What do you mean by material point coordinate? Is it the coordinate of integration point?

Yes, you are right, this is the same points.

When I wanted to plot FV1 to see E for each element the minimum and maximum were 92800 and 185600 respectively.

The values are correct. The equation for E is calculate respect to y-coordinate of material point.
For your mesh there are 3 material points in y-direction (in middle of element height):
1. For bottom elements it is 0.83333 -> E=69600*(1+0.83333/2.5) = 92800
2. For middle elements it is 2.49999 -> E=69600*(1+2.49999/2.5) = 139200
3. For top elements it is 4.16666 -> E=69600*(1+4.16666/2.5) = 185600

In the equation for E, the minimum and maximum should be 69600 and 208800

You can get these values only for node position.
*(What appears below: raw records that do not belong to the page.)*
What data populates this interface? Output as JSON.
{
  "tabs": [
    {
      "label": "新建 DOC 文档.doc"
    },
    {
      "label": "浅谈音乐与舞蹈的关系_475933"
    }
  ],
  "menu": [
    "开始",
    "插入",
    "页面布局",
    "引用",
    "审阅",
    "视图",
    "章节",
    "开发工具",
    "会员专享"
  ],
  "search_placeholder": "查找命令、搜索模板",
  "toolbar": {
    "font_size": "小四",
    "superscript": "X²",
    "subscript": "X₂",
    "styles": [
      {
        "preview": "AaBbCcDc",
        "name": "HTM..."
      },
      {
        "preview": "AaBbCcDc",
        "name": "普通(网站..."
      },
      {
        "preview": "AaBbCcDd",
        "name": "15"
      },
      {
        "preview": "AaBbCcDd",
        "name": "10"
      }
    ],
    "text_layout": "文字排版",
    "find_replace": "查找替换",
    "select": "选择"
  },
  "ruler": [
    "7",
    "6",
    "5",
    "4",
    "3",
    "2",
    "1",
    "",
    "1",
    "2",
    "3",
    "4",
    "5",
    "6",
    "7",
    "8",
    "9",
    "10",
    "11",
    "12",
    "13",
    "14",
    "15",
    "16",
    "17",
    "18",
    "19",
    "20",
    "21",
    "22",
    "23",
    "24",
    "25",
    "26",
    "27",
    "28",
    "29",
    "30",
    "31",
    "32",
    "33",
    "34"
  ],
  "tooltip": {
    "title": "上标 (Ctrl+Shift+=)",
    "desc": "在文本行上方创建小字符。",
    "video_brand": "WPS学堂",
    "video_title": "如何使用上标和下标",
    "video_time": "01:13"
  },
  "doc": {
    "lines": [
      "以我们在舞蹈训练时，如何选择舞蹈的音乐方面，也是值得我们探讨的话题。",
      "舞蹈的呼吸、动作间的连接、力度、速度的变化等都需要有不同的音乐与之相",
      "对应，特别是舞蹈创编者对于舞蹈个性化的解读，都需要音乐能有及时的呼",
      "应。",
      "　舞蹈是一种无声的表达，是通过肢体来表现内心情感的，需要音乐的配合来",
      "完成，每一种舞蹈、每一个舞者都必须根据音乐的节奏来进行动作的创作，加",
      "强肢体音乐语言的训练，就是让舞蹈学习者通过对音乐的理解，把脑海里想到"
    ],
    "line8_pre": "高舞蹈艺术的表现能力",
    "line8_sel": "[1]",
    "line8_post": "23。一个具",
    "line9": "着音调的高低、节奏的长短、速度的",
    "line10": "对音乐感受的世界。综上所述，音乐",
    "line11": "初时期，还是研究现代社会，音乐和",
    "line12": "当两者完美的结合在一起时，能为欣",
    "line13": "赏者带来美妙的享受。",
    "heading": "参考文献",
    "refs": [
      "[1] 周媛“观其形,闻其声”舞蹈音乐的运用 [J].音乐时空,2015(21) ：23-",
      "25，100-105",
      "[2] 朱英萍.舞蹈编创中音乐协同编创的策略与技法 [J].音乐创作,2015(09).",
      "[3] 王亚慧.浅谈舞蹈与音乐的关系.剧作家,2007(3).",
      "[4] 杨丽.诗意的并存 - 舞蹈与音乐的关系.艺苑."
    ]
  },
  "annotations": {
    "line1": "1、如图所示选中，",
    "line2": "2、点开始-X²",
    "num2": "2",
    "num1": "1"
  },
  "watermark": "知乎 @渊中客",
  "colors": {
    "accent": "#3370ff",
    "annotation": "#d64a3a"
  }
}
It does not make sense, E value you can assign only for elements not for nodes.

One more point from my side, I forgot about this in previous post.
The subroutine works ok for reduced elements (with one integration points) if you want to use fully integrated elements then you need to modify the subroutine.
I believe the best solution is to calculate E value for all material points in an element and assign one average value.

Regards,
Bartosz

 

[ab110]

Thanks a lot Bartosz,

I do not know how to express my deep appreciate to you. I think you are very professional in this area and the best person by who I can improve my knowledge.

I am really interested in knowing more about you. would you please let me have your e-mail address or a way by which I can contact you?

C,
A